Produits "potentiellement cancérogènes"
Ces produits "potentiellement cancérogènes, mutagènes et perturbateurs endocriniens", ajoute le responsable de campagnes de Foodwatch contactée par BFMTV.com, sont notamment présents dans les encres et les adhésifs utilisés sur les emballages alimentaires.
"On en retrouve également dans les emballages en carton et papier recyclés, souligne Camille Dorios. Ces matières contenaient initialement des encres porteuses de MOAH, le recyclage ne permet pas de les faire disparaître, ces composés chimiques se fondent dans le papier ou le carton au moment du recyclage".
De nombreux contaminants "migrent" de l’emballage à la nourriture "soit par contact direct, soit par phase gazeuse. Les huiles ont une capacité surprenante à se déplacer et à pénétrer la nourriture", nous explique Camille Dorioz. Ils peuvent aussi contaminer notre nourriture "via quantité d’autres sources, avant même d’être emballés, car l’industrie agroalimentaire y a recours pour de multiples usages. Par exemple comme lubrifiants ou anti-poussière pour les machines qui servent à la production ou à la récolte", illustre l’association qui alerte sur ce danger depuis 2015.
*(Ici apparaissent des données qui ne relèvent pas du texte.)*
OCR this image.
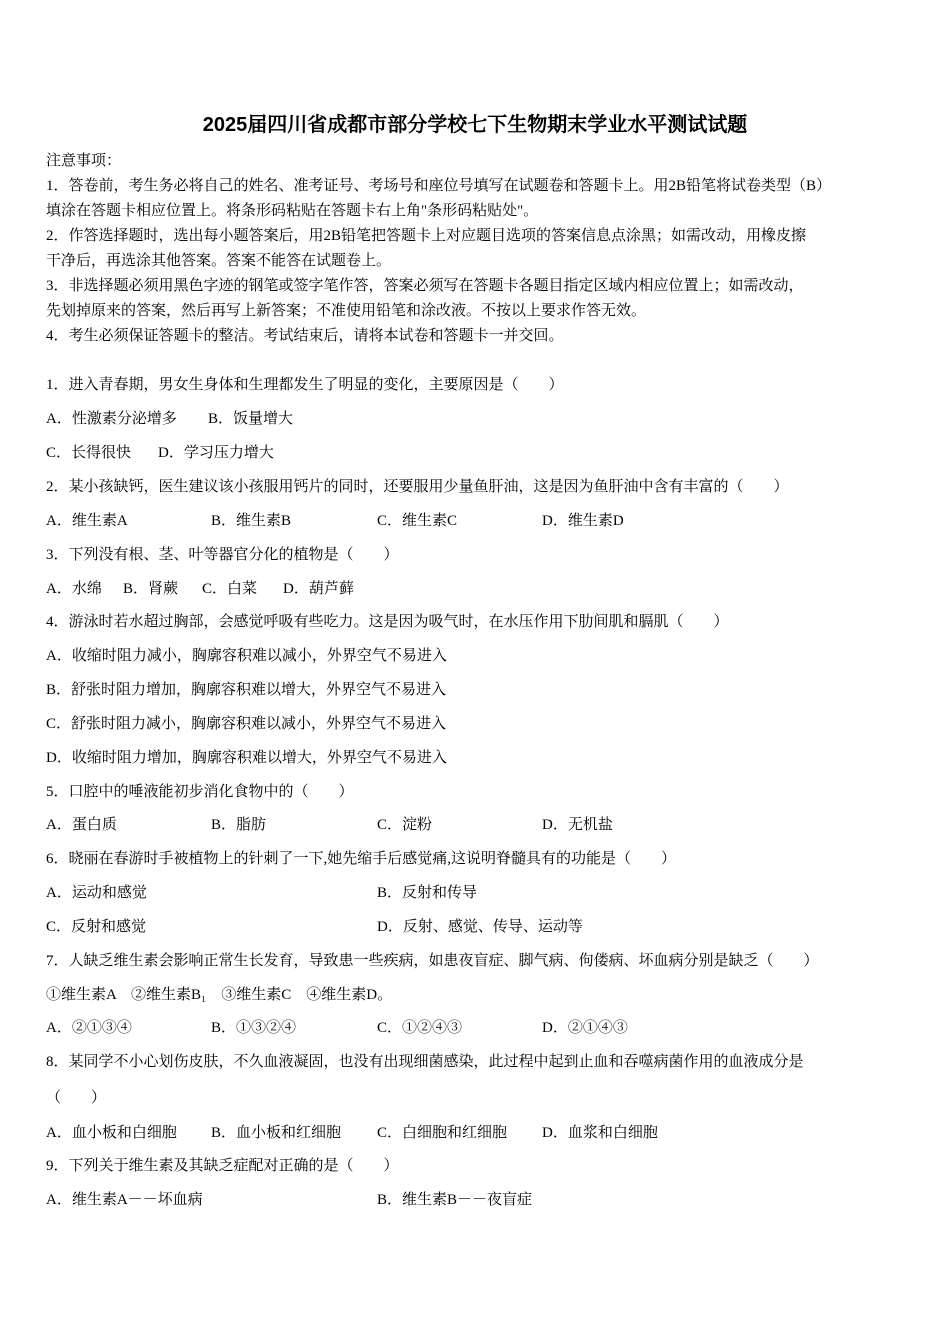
2025届四川省成都市部分学校七下生物期末学业水平测试试题
注意事项：
1．答卷前，考生务必将自己的姓名、准考证号、考场号和座位号填写在试题卷和答题卡上。用2B铅笔将试卷类型（B）
填涂在答题卡相应位置上。将条形码粘贴在答题卡右上角"条形码粘贴处"。
2．作答选择题时，选出每小题答案后，用2B铅笔把答题卡上对应题目选项的答案信息点涂黑；如需改动，用橡皮擦
干净后，再选涂其他答案。答案不能答在试题卷上。
3．非选择题必须用黑色字迹的钢笔或签字笔作答，答案必须写在答题卡各题目指定区域内相应位置上；如需改动，
先划掉原来的答案，然后再写上新答案；不准使用铅笔和涂改液。不按以上要求作答无效。
4．考生必须保证答题卡的整洁。考试结束后，请将本试卷和答题卡一并交回。
1．进入青春期，男女生身体和生理都发生了明显的变化，主要原因是（　　）
A．性激素分泌增多 B．饭量增大
C．长得很快 D．学习压力增大
2．某小孩缺钙，医生建议该小孩服用钙片的同时，还要服用少量鱼肝油，这是因为鱼肝油中含有丰富的（　　）
A．维生素A	B．维生素B	C．维生素C	D．维生素D
3．下列没有根、茎、叶等器官分化的植物是（　　）
A．水绵 B．肾蕨 C．白菜 D．葫芦藓
4．游泳时若水超过胸部，会感觉呼吸有些吃力。这是因为吸气时，在水压作用下肋间肌和膈肌（　　）
A．收缩时阻力减小，胸廓容积难以减小，外界空气不易进入
B．舒张时阻力增加，胸廓容积难以增大，外界空气不易进入
C．舒张时阻力减小，胸廓容积难以减小，外界空气不易进入
D．收缩时阻力增加，胸廓容积难以增大，外界空气不易进入
5．口腔中的唾液能初步消化食物中的（　　）
A．蛋白质	B．脂肪	C．淀粉	D．无机盐
6．晓丽在春游时手被植物上的针刺了一下,她先缩手后感觉痛,这说明脊髓具有的功能是（　　）
A．运动和感觉	B．反射和传导
C．反射和感觉	D．反射、感觉、传导、运动等
7．人缺乏维生素会影响正常生长发育，导致患一些疾病，如患夜盲症、脚气病、佝偻病、坏血病分别是缺乏（　　）
①维生素A　②维生素B₁　③维生素C　④维生素D。
A．②①③④	B．①③②④	C．①②④③	D．②①④③
8．某同学不小心划伤皮肤，不久血液凝固，也没有出现细菌感染，此过程中起到止血和吞噬病菌作用的血液成分是
（　　）
A．血小板和白细胞 B．血小板和红细胞 C．白细胞和红细胞 D．血浆和白细胞
9．下列关于维生素及其缺乏症配对正确的是（　　）
A．维生素A－－坏血病	B．维生素B－－夜盲症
Cette année-là, Foodwatch avait suscité une vive émotion en France en publiant les résultats d'une étude selon laquelle 60% des aliments de grande consommation testés (riz, céréales, lentilles, couscous, pâtes), dont beaucoup de marques de distributeurs, étaient contaminés par ces dérivés d'hydrocarbures. Depuis, six acteurs de la distribution française, E. Leclerc, Carrefour, Lidl, Intermarché, Système U et Casino, ont pris des engagements pour réduire la contamination par les MOAH.
Leviers technologiques
Depuis 2017, l'Anses recommande aux fabricants d'emballages de revoir leur "procédé de fabrication" et "d’utiliser des encres d’impression, colles, additifs et auxiliaires technologiques exempts de MOAH dans le procédé de fabrication des emballages en papiers et cartons". L’agence conseille par ailleurs de conduire des études afin d’identifier les étapes qui conduisent à la création d’hydrocarbures d’huiles minérale lors du recyclage.
"Cela permettra d’identifier les leviers technologiques permettant de réduire la contamination des fibres recyclées", projette-t-elle.
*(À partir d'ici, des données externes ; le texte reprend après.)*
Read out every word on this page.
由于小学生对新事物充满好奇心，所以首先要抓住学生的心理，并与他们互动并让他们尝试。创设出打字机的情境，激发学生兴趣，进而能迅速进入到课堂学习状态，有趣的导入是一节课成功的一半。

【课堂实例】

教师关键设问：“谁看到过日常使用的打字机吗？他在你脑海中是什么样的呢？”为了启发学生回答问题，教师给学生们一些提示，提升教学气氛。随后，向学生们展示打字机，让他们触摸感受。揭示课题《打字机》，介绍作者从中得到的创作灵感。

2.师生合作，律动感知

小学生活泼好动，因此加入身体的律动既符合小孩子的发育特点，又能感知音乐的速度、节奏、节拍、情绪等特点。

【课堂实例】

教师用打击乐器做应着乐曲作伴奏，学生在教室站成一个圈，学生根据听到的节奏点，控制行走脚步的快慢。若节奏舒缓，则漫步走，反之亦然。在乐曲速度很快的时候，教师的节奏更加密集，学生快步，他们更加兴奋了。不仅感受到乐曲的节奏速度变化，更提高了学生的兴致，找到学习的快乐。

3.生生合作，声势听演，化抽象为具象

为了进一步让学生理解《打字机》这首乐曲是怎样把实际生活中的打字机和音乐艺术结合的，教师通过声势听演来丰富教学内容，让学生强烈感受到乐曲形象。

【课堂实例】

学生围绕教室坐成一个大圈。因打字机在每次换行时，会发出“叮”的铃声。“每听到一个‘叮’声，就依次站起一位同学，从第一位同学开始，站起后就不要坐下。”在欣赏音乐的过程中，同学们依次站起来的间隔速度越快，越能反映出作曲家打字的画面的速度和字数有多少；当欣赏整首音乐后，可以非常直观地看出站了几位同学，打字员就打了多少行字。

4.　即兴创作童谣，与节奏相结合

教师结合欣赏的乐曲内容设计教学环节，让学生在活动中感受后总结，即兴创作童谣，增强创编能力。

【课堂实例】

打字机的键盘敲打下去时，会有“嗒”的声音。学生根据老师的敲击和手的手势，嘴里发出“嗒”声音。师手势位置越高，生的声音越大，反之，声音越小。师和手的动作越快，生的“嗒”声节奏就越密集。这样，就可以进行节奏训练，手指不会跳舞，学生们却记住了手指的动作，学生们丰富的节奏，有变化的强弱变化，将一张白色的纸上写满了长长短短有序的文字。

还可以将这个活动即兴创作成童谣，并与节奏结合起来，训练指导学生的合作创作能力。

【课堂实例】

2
Malgré ces recommandations, Foodwatch dénonce une absence de retour de la part des autorités sanitaires, tant françaises qu'européennes, et des industriels.
"Tout le monde est au courant des risqués liés aux MOAH, tout le monde a les moyens de les limiter, alors pourquoi tout le monde ne s’y engage pas?" s’étonne Camille Dorioz, de Foodwatch qui lance une pétition en France, en Allemagne et aux Pays-Bas pour que Nestlé et Danone s’engagent à vendre des produits sans aucun MOAH détectable.
Nestlé a assuré comprendre "que le rapport Foodwatch puisse susciter des inquiétudes chez les parents" et a affirmé que le groupe allait travailler avec l’ONG "afin de mieux comprendre leurs conclusions". Danone en revanche a répliqué dans un communiqué ne pas utiliser "de composé d'huiles minérales dans nos recettes. Nous contrôlons régulièrement leur éventuelle présence dans nos produits dans le cadre de nos plans de vigilance depuis plusieurs années", a ajouté le groupe qui assure que ses "standards internes imposent des contrôles extrêmement rigoureux qui vont au-delà de la réglementation applicable".